The former head of the Frtiz Pollard Alliance told Marcus Hayes of the Philadelphia Inquirer that he was encouraged with the expansion of the Rooney Rule passed this week.

“I had to smile,” he said. “These are things we’ve been asking for for years. . . .

“At all levels, there are minorities ready to kick down the doors in the NFL. Presidents, executive vice presidents, head coaches — all levels. You have to cast a wide net.”

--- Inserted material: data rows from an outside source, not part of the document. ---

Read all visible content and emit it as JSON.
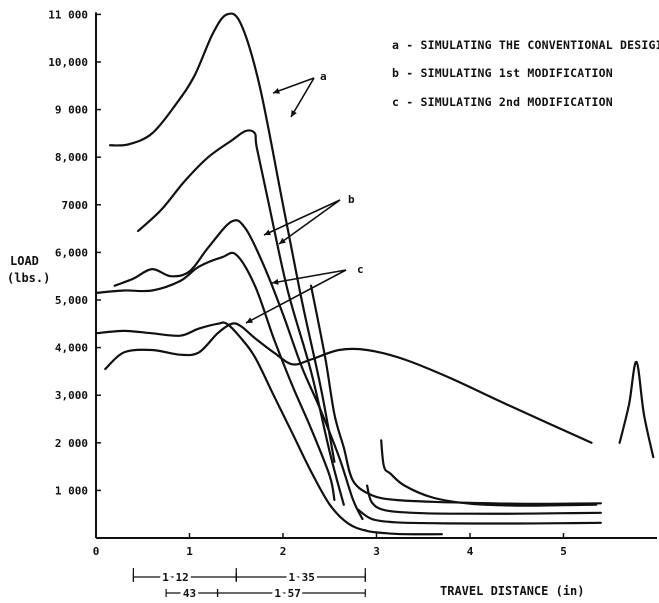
{
  "chart_data": {
    "type": "line",
    "xlabel": "TRAVEL DISTANCE (in)",
    "ylabel": "LOAD",
    "ylabel_unit": "(lbs.)",
    "xlim": [
      0,
      6
    ],
    "ylim": [
      0,
      11000
    ],
    "x_ticks": [
      "0",
      "1",
      "2",
      "3",
      "4",
      "5"
    ],
    "y_ticks": [
      "1 000",
      "2 000",
      "3,000",
      "4,000",
      "5,000",
      "6,000",
      "7000",
      "8,000",
      "9 000",
      "10,000",
      "11 000"
    ],
    "legend": [
      "a - SIMULATING THE CONVENTIONAL DESIGI",
      "b - SIMULATING 1st MODIFICATION",
      "c - SIMULATING 2nd MODIFICATION"
    ],
    "curve_labels": [
      "a",
      "b",
      "c"
    ],
    "dimension_labels": [
      "1 12",
      "1 35",
      "43",
      "1 57"
    ],
    "series": [
      {
        "group": "a",
        "x": [
          0.15,
          0.35,
          0.6,
          0.85,
          1.05,
          1.25,
          1.4,
          1.55,
          1.75,
          2.0,
          2.2,
          2.4,
          2.55
        ],
        "y": [
          8250,
          8270,
          8500,
          9100,
          9700,
          10600,
          11000,
          10800,
          9500,
          7000,
          5000,
          3200,
          1600
        ]
      },
      {
        "group": "a",
        "x": [
          0.45,
          0.7,
          0.95,
          1.2,
          1.45,
          1.6,
          1.7,
          1.72,
          1.85,
          2.05,
          2.3,
          2.5,
          2.65
        ],
        "y": [
          6450,
          6900,
          7500,
          8000,
          8350,
          8550,
          8500,
          8200,
          7000,
          5200,
          3500,
          1800,
          700
        ]
      },
      {
        "group": "b",
        "x": [
          0.2,
          0.4,
          0.6,
          0.8,
          1.0,
          1.2,
          1.45,
          1.6,
          1.8,
          2.0,
          2.2,
          2.4,
          2.6,
          2.75,
          2.85
        ],
        "y": [
          5300,
          5450,
          5650,
          5500,
          5600,
          6100,
          6650,
          6500,
          5700,
          4700,
          3600,
          2700,
          1700,
          800,
          400
        ]
      },
      {
        "group": "b",
        "x": [
          0.0,
          0.3,
          0.6,
          0.9,
          1.1,
          1.35,
          1.5,
          1.7,
          1.9,
          2.1,
          2.3,
          2.5,
          2.55
        ],
        "y": [
          5150,
          5200,
          5200,
          5400,
          5700,
          5900,
          5950,
          5300,
          4200,
          3200,
          2300,
          1300,
          800
        ]
      },
      {
        "group": "c",
        "x": [
          0.0,
          0.3,
          0.6,
          0.9,
          1.1,
          1.3,
          1.4,
          1.55,
          1.7,
          1.9,
          2.1,
          2.3,
          2.5,
          2.7,
          2.9,
          3.1,
          3.3,
          3.7
        ],
        "y": [
          4300,
          4350,
          4300,
          4250,
          4400,
          4500,
          4500,
          4200,
          3800,
          3000,
          2200,
          1400,
          700,
          300,
          150,
          100,
          80,
          80
        ]
      },
      {
        "group": "c",
        "x": [
          0.1,
          0.3,
          0.6,
          0.9,
          1.1,
          1.3,
          1.45,
          1.55,
          1.7,
          1.9,
          2.1,
          2.3,
          2.6,
          2.9,
          3.3,
          3.8,
          4.4,
          5.3
        ],
        "y": [
          3550,
          3900,
          3950,
          3850,
          3900,
          4300,
          4500,
          4450,
          4200,
          3900,
          3650,
          3750,
          3950,
          3950,
          3750,
          3350,
          2800,
          2000
        ]
      },
      {
        "group": "c",
        "x": [
          2.3,
          2.45,
          2.55,
          2.65,
          2.75,
          2.95,
          3.2,
          3.6,
          4.0,
          4.5,
          5.0,
          5.4
        ],
        "y": [
          5300,
          3800,
          2600,
          1900,
          1200,
          900,
          800,
          760,
          740,
          720,
          720,
          730
        ]
      },
      {
        "group": "tail",
        "x": [
          3.05,
          3.08,
          3.15,
          3.3,
          3.6,
          4.0,
          4.5,
          5.0,
          5.35
        ],
        "y": [
          2050,
          1500,
          1350,
          1100,
          850,
          720,
          680,
          690,
          700
        ]
      },
      {
        "group": "tail",
        "x": [
          2.9,
          2.95,
          3.1,
          3.5,
          4.0,
          4.5,
          5.0,
          5.4
        ],
        "y": [
          1100,
          750,
          580,
          520,
          510,
          510,
          520,
          530
        ]
      },
      {
        "group": "tail",
        "x": [
          2.8,
          2.95,
          3.2,
          3.6,
          4.0,
          4.5,
          5.0,
          5.4
        ],
        "y": [
          600,
          400,
          330,
          310,
          305,
          305,
          310,
          320
        ]
      },
      {
        "group": "spike",
        "x": [
          5.6,
          5.7,
          5.78,
          5.86,
          5.96
        ],
        "y": [
          2000,
          2800,
          3700,
          2600,
          1700
        ]
      }
    ]
  }
}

Specifically, he appreciated the new requirement that teams interview at least two external minority candidates for head coaching jobs, at least one minority candidate for any of the three coordinator positions, and at least one external minority candidate for the senior football operations or General Manager jobs. The league also expanded the rule to other executive position outside of the football operation, and removed team’s ability to block assistants from interviewing for coordinator jobs.

“I was happy to see when they made them interview an outsider, and now I’m glad they moved from one to two,” Wooten said. “You can’t just walk down the hall and say, ‘I interviewed the black guy down the hall.’ . . .

“For years, the league didn’t want to address the inequity at the coordinator level. Now they recognize the issue.”

Like many interested in diversifying the NFL, Wooten wasn’t a fan of the plan to reward teams for hiring minority coaches by improving their draft picks. However, he did like the aspect of the plan that would have given compensatory picks to teams that lost those coaches or General Managers. That plan was tabled this week.

“Rather than giving a reward to the team that’s receiving the new coach, give the reward to the team that developed them,” Wooten said.

Steps are being taken to increase the supply of minority coaches, particularly in the pipeline positions of quarterbacks coaches and offensive coordinator. And while he hasn’t always been thrilled with moves made (or not made), he acknowledged this week was a step forward.